A Lifetime of Pursuit

After nearly four decades in law enforcement, newly retired Pascagoula Police Lt. Darren Versiga admits there is one thing he may never fully walk away from—the cold cases. “The day I die is the day I’ll stop looking into cold cases,” Versiga said.

For most of his career, Versiga carried the kind of work many people spend their lives trying not to think about—murders, drugs, forgotten cases, and unidentified remains tied to some of the Gulf Coast’s darkest moments.

Versiga began his career as a reserve officer in 1988 before becoming a full-time Pascagoula police officer in 1992. Over the years, he worked narcotics during the height of the crack cocaine epidemic, served with the district attorney’s office, operated a private investigation business, and eventually returned to the Pascagoula Police Department in 2009.

Along the way, he witnessed both crime and investigations evolve dramatically. “When crack cocaine hit this area, it devastated families,” he said. “We saw things no one ever wanted to see.”

Some of the Coast’s most memorable criminal cases passed through his career, including homicides, child abductions, and eventually one of the nation’s most prolific serial killer investigations.

Versiga was extensively involved in efforts linking serial killer Samuel Little to victims in Mississippi. Little, who confessed to 93 murders across the country spanning from the 1970s through 2005, was ultimately connected to nine Mississippi victims—many of whom were initially overlooked because of addiction, prostitution, or assumptions surrounding their deaths.

“Some of these cases were ruled overdoses and were actually strangulations,” Versiga explained. “But Samuel Little remembered them—all. In great detail. Details no one else would have known.”

Versiga noted that Little exhibited a chilling lack of remorse for the people he killed, often speaking about them as if their lives held no significance.
In 2018, the serial killer confessed to murdering Melinda LaPree, a 24-year-old Pascagoula woman whose body was discovered near a Pascagoula cemetery in 1982. He was also linked to the death of Clara Birdlong, whose remains were identified through DNA testing in 2021 after decades as “Escatawpa Jane Doe.”

For Versiga, the investigation highlighted both the tragedy of overlooked victims and the power of evolving forensic technology to finally return names—and answers—to families after decades of uncertainty. And by the time Versiga met Little, the serial killer was aging and physically weakened. “He was a feeble old man,” Versiga said. “But the evilness was still there. You could see it.”

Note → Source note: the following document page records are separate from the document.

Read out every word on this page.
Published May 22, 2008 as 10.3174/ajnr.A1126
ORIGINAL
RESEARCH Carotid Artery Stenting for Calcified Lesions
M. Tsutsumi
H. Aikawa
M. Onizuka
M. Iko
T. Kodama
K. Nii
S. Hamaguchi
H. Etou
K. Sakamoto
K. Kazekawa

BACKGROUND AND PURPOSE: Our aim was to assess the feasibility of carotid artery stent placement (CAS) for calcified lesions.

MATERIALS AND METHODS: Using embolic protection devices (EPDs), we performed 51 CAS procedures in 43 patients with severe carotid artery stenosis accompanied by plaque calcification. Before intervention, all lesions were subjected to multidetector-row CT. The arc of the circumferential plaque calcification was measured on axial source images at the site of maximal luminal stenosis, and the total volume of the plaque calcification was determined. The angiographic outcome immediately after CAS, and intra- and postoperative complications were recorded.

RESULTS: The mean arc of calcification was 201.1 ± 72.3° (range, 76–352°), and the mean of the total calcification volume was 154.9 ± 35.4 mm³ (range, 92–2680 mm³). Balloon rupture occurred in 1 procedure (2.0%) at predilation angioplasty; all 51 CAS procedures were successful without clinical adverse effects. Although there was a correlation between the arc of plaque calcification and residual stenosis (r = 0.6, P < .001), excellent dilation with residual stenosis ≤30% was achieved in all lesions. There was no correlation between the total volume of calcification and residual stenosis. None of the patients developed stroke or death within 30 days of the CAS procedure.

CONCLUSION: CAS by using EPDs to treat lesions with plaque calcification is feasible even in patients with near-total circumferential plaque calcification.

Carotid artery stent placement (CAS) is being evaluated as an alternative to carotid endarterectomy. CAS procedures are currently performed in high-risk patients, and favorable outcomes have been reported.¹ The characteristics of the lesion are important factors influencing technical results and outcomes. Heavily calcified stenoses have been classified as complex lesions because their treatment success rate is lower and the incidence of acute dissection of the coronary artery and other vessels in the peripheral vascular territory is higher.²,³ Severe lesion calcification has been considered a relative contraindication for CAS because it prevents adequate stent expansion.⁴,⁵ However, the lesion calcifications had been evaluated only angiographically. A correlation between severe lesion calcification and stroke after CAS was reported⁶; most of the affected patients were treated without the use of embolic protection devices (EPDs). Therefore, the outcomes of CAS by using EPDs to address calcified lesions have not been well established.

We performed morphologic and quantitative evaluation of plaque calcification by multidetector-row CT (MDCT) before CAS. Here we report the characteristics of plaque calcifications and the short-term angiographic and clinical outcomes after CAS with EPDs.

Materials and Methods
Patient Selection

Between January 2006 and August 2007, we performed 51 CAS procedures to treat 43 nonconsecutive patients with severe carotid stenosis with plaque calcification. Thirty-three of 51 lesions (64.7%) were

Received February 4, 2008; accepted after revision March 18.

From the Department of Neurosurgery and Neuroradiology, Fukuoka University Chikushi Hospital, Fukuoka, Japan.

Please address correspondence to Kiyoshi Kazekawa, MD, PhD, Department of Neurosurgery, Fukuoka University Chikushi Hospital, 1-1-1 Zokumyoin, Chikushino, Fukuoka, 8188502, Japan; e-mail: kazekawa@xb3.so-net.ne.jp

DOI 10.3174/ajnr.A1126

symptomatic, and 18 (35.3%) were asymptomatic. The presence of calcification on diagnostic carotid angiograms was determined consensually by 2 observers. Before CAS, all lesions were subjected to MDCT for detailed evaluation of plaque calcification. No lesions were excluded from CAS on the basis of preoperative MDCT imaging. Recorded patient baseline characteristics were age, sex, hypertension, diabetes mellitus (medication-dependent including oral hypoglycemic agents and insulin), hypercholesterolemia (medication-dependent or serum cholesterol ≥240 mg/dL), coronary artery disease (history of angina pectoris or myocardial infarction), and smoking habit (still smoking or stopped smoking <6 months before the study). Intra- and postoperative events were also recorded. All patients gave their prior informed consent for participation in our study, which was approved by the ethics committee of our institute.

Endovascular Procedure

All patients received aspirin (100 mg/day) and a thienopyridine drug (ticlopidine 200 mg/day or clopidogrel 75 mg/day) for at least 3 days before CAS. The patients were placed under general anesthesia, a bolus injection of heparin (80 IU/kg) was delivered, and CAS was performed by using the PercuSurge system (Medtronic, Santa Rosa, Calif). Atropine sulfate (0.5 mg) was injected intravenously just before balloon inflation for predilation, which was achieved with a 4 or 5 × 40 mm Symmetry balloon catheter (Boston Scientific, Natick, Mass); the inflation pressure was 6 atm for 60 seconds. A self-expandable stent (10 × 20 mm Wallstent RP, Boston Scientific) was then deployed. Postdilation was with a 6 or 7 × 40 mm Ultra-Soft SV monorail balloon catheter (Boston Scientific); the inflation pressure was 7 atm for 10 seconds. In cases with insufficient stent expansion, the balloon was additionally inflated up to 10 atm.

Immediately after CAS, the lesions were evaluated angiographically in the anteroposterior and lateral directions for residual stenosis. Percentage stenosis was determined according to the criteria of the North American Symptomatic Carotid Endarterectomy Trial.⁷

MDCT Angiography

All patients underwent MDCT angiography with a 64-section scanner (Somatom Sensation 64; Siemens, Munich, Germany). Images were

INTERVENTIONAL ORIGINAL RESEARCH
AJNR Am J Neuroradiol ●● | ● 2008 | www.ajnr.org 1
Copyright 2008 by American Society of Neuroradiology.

What stayed with Versiga most was Little’s complete lack of remorse for the victims he targeted. Little died in prison in 2020. He was 80.
But despite the notoriety surrounding cases like Little’s, Versiga said some of the most meaningful work of his career came through advances in DNA technology and efforts to identify previously unknown victims.

Over the years, investigators were able to revisit skeletal remains tied to old cold cases and finally reconnect victims with surviving family members. “Giving people their names back and taking them home to their families, that’s probably one of the best things I’ve ever been part of,” he said.
Versiga also witnessed firsthand how rapidly technology changed modern investigations.

In the late 1990s, he worked a case involving a brutal rape in which DNA evidence ultimately exonerated a suspect who had already spent months in jail.

“At that time, DNA was still in its infancy and now we only need 12 skin cells for a DNA profile,” he said, adding he believes countless cold cases once considered unsolvable may eventually be reopened through newer technology and more advanced testing methods.

But after decades spent pursuing answers, Versiga said law enforcement work also forced him to wrestle with difficult questions about justice, punishment, and humanity. And he holds onto moments when former criminals approached him years later to thank him for arresting them. “You don’t get that a lot,” he said. “But every now and then someone comes up and says, ‘You saved my life.’”

Even in retirement, Versiga does not plan to leave investigations behind fully. He recently reopened his private investigations business with his son and accepted a position investigating within a hospital system. He also expects cold case work to remain part of his life in one way or another.
For him, the job was never about recognition. “It was always for the people of Pascagoula,” he said.

And while his final day with the Flagship City’s Police Department officially arrived June 30, some files, he admitted, are never really closed.